Dit ziektebeeld, ook wel TTS genoemd (trombose met trombocytopenie syndroom), vraagt om een gespecialiseerde aanpak. Daarom moeten zorgverleners daarvoor de richtlijnen volgen en specialisten inschakelen.

Deze waarschuwingen aan zorgverleners volgen op het eerdere bericht over dit vaccin.

Pfizer en Moderna – hartonstekingen

Ontsteking van de hartspier en/of het hartzakje (myocarditis en pericarditis) kunnen voorkomen na een prik met de coronavaccins van BioNTech/Pfizer (Comirnaty) en Moderna (Spikevax). Dat is eerder al bekendgemaakt. Meestal ontstonden de ontstekingen binnen twee weken na de prik, vaker na de tweede prik én bij jongere mannen. Deze zeer zeldzame bijwerkingen komen nu in de bijsluiter van deze vaccins, samen met een waarschuwing voor zorgverleners en consumenten. Het verloop van de hartontstekingen is vergelijkbaar bij mensen met of zonder vaccinatie. Klachten zijn bijvoorbeeld kortademigheid, pijn op de borst en hartkloppingen die soms onregelmatig zijn.

Tot 1 juni 2021 waren er in Europa 145 gevallen van myocarditis na een prik met Comirnaty en 19 gevallen na een prik met Spikevax. Pericarditis is in Europa gezien bij 138 mensen na een prik met Comirnaty en bij 19 mensen na een prik met Spikevax. Naar schatting zijn tot 1 juni 2021 ongeveer 177 miljoen doses Comirnaty en ongeveer 20 miljoen doses Spikevax toegediend in Europa.

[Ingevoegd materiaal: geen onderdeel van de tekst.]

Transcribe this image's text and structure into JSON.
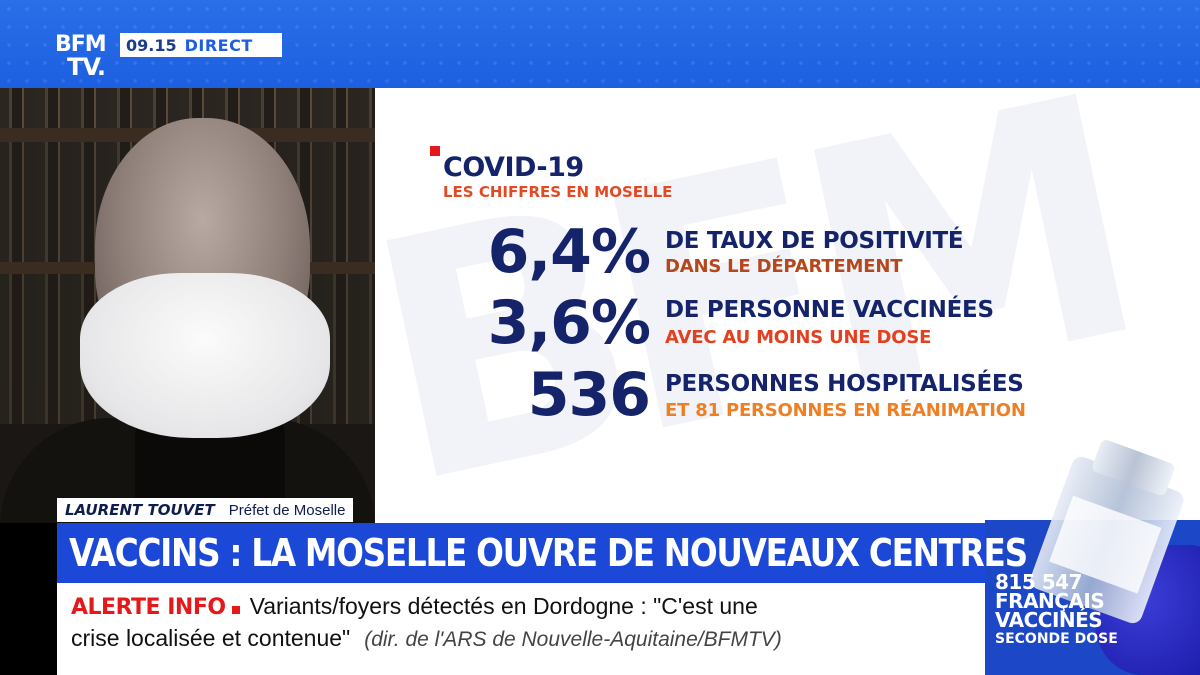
{
  "header": {
    "logo_line1": "BFM",
    "logo_line2": "TV.",
    "time": "09.15",
    "live_label": "DIRECT"
  },
  "panel": {
    "title": "COVID-19",
    "subtitle": "LES CHIFFRES EN MOSELLE",
    "watermark": "BFM",
    "stats": [
      {
        "value": "6,4%",
        "label": "DE TAUX DE POSITIVITÉ",
        "detail": "DANS LE DÉPARTEMENT",
        "detail_color": "#b5471c"
      },
      {
        "value": "3,6%",
        "label": "DE PERSONNE VACCINÉES",
        "detail": "AVEC AU MOINS UNE DOSE",
        "detail_color": "#e2401f"
      },
      {
        "value": "536",
        "label": "PERSONNES HOSPITALISÉES",
        "detail": "ET 81 PERSONNES EN RÉANIMATION",
        "detail_color": "#ee7f24"
      }
    ]
  },
  "speaker": {
    "name": "LAURENT TOUVET",
    "role": "Préfet de Moselle"
  },
  "headline": "VACCINS : LA MOSELLE OUVRE DE NOUVEAUX CENTRES",
  "ticker": {
    "alert_label": "ALERTE INFO",
    "text_line1": "Variants/foyers détectés en Dordogne : \"C'est une",
    "text_line2": "crise localisée et contenue\"",
    "source": "(dir. de l'ARS de Nouvelle-Aquitaine/BFMTV)"
  },
  "vaccine_counter": {
    "count": "815 547",
    "line2": "FRANÇAIS",
    "line3": "VACCINÉS",
    "line4": "SECONDE DOSE"
  }
}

Brieven met risico-informatie

De firma’s Janssen, BioNTech/Pfizer en Moderna hebben over deze onderwerpen brieven verstuurd, zogenoemde Direct Healthcare Professional Communications (DHPC’s). De DHPC’s zijn in overleg met het CBG en de IGJ gestuurd naar de volgende zorgverleners (in opleiding): artsen specialist maatschappij + gezondheid/artsen werkzaam bij GGD, huisartsen, internisten, ziekenhuisapothekers (NVZA), specialisten ouderengeneeskunde, bedrijfsartsen, psychiaters en GGZ-artsen, spoedeisende hulp-artsen, intensivisten, cardiologen en openbaar apothekers (inclusief poliklinisch apothekers). De DHPC van Pfizer en Moderna is daarnaast ook verstuurd aan kinderartsen (in opleiding).

Het signaleren en analyseren van bijwerkingen gedurende de hele levenscyclus van een geneesmiddel wordt geneesmiddelenbewaking of farmacovigilantie genoemd. Dit is een kerntaak van het CBG. In geval van urgente en/of belangrijke veiligheidsissues worden medische beroepsbeoefenaren door middel van een DHPC op de hoogte gebracht.